Лицо его пошло пятнами. Он перемещался по комнатам, хлопая дверьми, обрушивая ругательства, обращенные неизвестно к кому. С прикуренной сигаретой спустился по лестнице в туалет, но бросил сигарету в писсуар и так, с расстегнутой ширинкой, вышел, не отлив ни капли. Вдруг понял, как сильно он ненавидит Эстер. Вот кто виновник всех его бед! Эстер – истеричная самка, жадная, хитрая. Опутала его своими цепями, ласками своих пухлых рук, своим звонким смехом, своими лживыми крокодильими слезами! Еще и повесила ему на шею, как ярмо, своего тупого сына. «Дебил!» – воскликнул Давид, ударяя в дверь ногой, и непонятно к кому – Мойше или самому себе – было обращено это оскорбление. Эстер все равно ему не доверяет. Сколько бы он ни делал для нее, она за ним следит, смотрит на его руки – нет ли там следов от уколов, втайне шарит по его карманам! Окружила его шпионами, выпытывая у студентов, в котором часу он пришел в иешиву, где и с кем провел ленч. Дура, набитая дура! Она думает, что может держать под ногтем его, самого Джеффри Гордона! «Эстер, никогда – слышишь? – ни-ко-гда! – ты не узнаешь обо мне всей правды и не заставишь плясать под свою дудку. Ты для этого слишком глупая, потому что много пьешь пива. Ты же сама алкоголичка, такая же, как и твой бывший муж!»

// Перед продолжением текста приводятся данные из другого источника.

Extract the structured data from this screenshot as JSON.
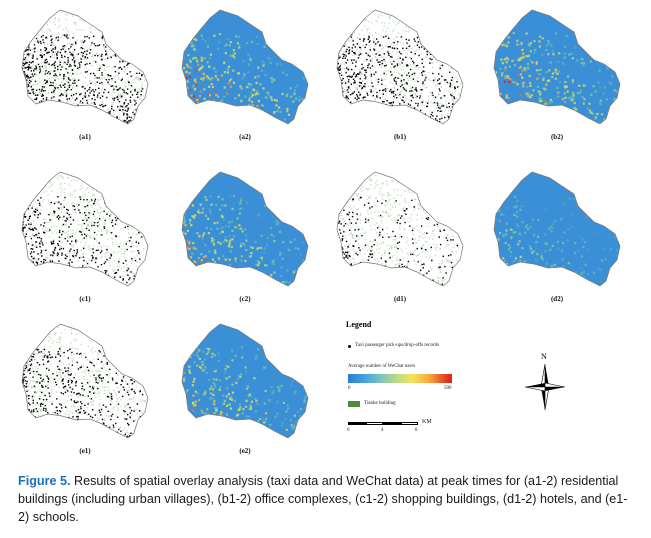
{
  "panels": [
    {
      "label": "(a1)",
      "kind": "dots",
      "intensity": 1.0
    },
    {
      "label": "(a2)",
      "kind": "heat",
      "intensity": 1.0
    },
    {
      "label": "(b1)",
      "kind": "dots",
      "intensity": 0.8
    },
    {
      "label": "(b2)",
      "kind": "heat",
      "intensity": 1.0
    },
    {
      "label": "(c1)",
      "kind": "dots",
      "intensity": 0.55
    },
    {
      "label": "(c2)",
      "kind": "heat",
      "intensity": 0.85
    },
    {
      "label": "(d1)",
      "kind": "dots",
      "intensity": 0.35
    },
    {
      "label": "(d2)",
      "kind": "heat",
      "intensity": 0.55
    },
    {
      "label": "(e1)",
      "kind": "dots",
      "intensity": 0.7
    },
    {
      "label": "(e2)",
      "kind": "heat",
      "intensity": 0.9
    }
  ],
  "legend": {
    "title": "Legend",
    "taxi_label": "Taxi passenger pick-ups/drop-offs records",
    "wechat_label": "Average number of WeChat users",
    "ramp_min": "0",
    "ramp_max": "500",
    "building_label": "Tianhe building",
    "scale_unit": "KM",
    "scale_ticks": [
      "0",
      "4",
      "8"
    ]
  },
  "north_label": "N",
  "caption": {
    "figure_label": "Figure 5.",
    "text": " Results of spatial overlay analysis (taxi data and WeChat data) at peak times for (a1-2) residential buildings (including urban villages), (b1-2) office complexes, (c1-2) shopping buildings, (d1-2) hotels, and (e1-2) schools."
  },
  "colors": {
    "heat_base": "#3a8fd6",
    "building_green": "#4f8b3f",
    "dot_black": "#000000",
    "caption_blue": "#1d6ebd"
  }
}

– Алкоголичка! Сука! – низвергал Джеффри камнепады проклятий, в который раз поправляя стулья и им же самим сваленные в кучу талесы. Часто вынимал из кармана мобильник и звонил по тому же номеру. Но на том конце кто-то загадочный упорно не откликался...
– Наконец-то, слава Богу! Заходи... – торопливо бормотал он, впуская Стеллу внутрь, когда она дважды коротко нажала кнопку звонка.
...Здание иешивы утопало в зелени. Птицы на ветках заливались трелями, провожая еще один чудный летний день. Все сильнее стрекотали невидимые глазу цикады. Ветер уносил запахи хвои и цветов к океану.
Впустив Стеллу внутрь, Джефф высунул наружу голову и, убедившись, что все спокойно, захлопнул дверь.
А бездомная рыжая кошка, какими полон Sea Gate, вынырнув вдруг из кустов, вскочила на перила террасы дома. Выгнула дугой спину. Показала из пасти кривенькие острые клыки и, спрыгнув вниз, скрылась.
ххх
Они спустились по ступенькам в кухню, во владения повара иешивы, который, надо сказать, к тому времени вид имел совсем неважный и был очень взволнован.